Kately Diaz and Marissa Salinas

The pandemic and lockdown have both affected those already employed and the many on the verge of getting laid off. However, it is not a problem just for adults.
High school students have experienced difficulty when looking for jobs because the pandemic has affected retail businesses and restaurants, which is what the majority of teenagers typically aim for.
“My first job was at Chef Chen’s in February,” sophomore Brianna Huerta. “I enjoyed working there because they taught me much more than I believe a basic fast food restaurant would have.”
Since less people are going out to spend money, due to the lockdown placed in late March, businesses have a lower income from sales, and therefore less money to hire and pay employees. As a result, many got let go from their jobs.
“Unfortunately, since I didn’t have as much experience as other workers, I was one of the first few people who were laid off in early April at Chef Chen’s due to COVID,” Huerta said, “I was disappointed because I was really happy to get the job, but I understood that it was necessary for them as a business.”
She wasn’t alone. According to the Bureau of Labor Statistics, the number of teens working during the summer dropped significantly compared to previous years. But while jobs are financially helpful, they require being able to juggle work and school life.

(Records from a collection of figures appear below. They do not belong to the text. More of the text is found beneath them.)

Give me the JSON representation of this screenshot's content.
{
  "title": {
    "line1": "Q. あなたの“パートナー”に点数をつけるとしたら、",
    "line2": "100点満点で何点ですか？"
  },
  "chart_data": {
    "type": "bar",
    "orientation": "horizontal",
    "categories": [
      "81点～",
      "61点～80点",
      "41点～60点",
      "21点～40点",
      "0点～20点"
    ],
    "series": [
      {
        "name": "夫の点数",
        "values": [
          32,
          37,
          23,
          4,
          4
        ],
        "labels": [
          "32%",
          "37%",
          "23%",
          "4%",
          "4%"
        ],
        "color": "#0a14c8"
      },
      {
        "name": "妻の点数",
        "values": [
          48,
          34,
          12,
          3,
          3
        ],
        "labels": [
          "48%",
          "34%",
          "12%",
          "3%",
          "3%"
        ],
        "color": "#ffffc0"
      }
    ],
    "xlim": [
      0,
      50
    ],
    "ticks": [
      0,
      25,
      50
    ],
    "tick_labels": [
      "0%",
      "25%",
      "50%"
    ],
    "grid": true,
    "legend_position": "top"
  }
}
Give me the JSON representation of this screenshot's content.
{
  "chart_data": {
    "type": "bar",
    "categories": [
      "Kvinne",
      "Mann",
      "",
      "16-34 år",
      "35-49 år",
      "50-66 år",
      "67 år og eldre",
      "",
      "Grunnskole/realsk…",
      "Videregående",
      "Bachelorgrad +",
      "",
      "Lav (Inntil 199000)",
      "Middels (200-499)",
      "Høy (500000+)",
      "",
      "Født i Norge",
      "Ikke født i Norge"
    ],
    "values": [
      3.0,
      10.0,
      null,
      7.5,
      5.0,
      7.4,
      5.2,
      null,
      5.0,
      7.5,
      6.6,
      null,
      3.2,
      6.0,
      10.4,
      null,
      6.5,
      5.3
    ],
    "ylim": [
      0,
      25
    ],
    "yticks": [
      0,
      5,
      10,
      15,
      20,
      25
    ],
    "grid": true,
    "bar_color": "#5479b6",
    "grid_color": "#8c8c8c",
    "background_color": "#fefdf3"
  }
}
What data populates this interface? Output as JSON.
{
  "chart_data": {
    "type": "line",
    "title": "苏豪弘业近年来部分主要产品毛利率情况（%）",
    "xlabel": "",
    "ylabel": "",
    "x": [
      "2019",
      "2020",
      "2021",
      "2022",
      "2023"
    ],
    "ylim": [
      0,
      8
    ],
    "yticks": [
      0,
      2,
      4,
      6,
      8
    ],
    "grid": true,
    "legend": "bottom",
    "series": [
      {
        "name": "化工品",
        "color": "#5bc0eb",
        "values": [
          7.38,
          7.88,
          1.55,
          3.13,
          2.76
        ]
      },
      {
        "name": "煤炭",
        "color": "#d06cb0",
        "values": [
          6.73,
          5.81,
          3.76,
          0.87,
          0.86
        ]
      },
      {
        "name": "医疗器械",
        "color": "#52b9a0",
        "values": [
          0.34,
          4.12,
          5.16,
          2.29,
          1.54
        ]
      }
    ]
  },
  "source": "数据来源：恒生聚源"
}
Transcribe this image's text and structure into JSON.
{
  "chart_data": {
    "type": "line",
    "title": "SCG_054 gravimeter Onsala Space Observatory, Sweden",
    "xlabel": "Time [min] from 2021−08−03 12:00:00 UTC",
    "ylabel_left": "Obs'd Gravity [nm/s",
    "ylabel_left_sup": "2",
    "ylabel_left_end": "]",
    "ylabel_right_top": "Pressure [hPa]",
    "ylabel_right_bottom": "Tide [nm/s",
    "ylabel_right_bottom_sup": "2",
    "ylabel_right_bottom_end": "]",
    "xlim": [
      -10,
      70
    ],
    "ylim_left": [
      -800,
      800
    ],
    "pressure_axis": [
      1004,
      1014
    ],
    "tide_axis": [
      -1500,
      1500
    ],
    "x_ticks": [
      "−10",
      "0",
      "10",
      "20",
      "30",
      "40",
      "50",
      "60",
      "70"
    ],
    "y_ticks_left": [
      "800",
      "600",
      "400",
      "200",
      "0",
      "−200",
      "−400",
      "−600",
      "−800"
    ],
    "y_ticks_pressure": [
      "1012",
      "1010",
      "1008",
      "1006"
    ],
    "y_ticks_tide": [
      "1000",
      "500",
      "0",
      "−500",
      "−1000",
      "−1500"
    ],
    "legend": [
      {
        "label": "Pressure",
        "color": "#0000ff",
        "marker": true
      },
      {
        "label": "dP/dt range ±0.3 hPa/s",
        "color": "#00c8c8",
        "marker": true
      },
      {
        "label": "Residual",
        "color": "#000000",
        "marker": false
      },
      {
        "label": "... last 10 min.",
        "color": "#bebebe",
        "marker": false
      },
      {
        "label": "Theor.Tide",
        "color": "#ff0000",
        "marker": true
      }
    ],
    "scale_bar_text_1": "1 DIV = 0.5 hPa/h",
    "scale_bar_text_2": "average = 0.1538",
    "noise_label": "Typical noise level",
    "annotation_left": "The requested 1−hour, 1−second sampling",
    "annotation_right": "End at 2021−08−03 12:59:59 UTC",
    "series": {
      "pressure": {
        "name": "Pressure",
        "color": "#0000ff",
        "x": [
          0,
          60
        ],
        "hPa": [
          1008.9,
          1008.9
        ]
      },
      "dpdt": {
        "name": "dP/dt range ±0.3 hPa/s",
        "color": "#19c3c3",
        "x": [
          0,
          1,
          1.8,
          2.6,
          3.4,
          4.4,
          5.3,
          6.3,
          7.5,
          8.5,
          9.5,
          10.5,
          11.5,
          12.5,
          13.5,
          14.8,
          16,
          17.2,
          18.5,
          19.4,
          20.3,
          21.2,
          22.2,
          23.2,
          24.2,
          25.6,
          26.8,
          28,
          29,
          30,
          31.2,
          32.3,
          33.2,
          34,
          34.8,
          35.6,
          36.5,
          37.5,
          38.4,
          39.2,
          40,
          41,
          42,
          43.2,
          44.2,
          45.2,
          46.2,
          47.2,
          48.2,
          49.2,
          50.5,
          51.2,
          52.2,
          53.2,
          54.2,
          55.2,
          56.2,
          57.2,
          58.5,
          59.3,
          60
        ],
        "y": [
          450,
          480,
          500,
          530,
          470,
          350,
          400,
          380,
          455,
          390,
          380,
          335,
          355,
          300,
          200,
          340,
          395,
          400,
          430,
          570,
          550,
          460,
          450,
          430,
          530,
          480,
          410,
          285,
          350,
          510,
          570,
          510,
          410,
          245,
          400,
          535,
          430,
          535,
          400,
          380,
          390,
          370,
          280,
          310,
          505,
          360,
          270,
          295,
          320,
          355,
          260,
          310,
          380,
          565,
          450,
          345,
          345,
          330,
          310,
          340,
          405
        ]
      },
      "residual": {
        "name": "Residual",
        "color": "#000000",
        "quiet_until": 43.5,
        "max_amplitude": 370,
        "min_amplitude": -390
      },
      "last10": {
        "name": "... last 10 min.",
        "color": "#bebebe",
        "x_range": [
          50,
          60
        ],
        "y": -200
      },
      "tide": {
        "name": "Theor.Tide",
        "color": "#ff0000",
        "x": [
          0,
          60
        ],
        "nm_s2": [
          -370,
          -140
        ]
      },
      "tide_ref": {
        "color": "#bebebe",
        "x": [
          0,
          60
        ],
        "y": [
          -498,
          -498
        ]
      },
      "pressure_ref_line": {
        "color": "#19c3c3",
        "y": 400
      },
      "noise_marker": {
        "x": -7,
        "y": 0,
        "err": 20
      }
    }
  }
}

“Balancing a job and school is not easy, you have to maintain your grades while also going to work everyday, which is very stressful, but you also have to wake up early and stay up late because of work.” Huerta said. “I do miss being able to help my parents pay bills.”
Restaurant managers, like Taco Cabana Manager Silvia Diaz, have had their own difficulty when looking for new employees to hire during a worldwide pandemic.
“Lately we haven’t been hiring as many teenagers since their priority is school and they are only willing to work part time,” Diaz said. “We would rather hire full time workers than part time teenage workers that can’t dedicate the time,” Diaz said. “The money is scarce and we need to get our money’s worth.”
Many employees have been laid off due to a decrease in sales, some of which are teenagers, since their priority is school and can’t work for long hours, but for many, having a job is important.
Although the country has been faced with economical impacts and unemployment, many still have their door open to any possibilities.
“I applied to a couple jobs during the summer but unfortunately I did not get hired to any of them,” Huerta said. “Even in hard times, you still have opportunities everywhere.”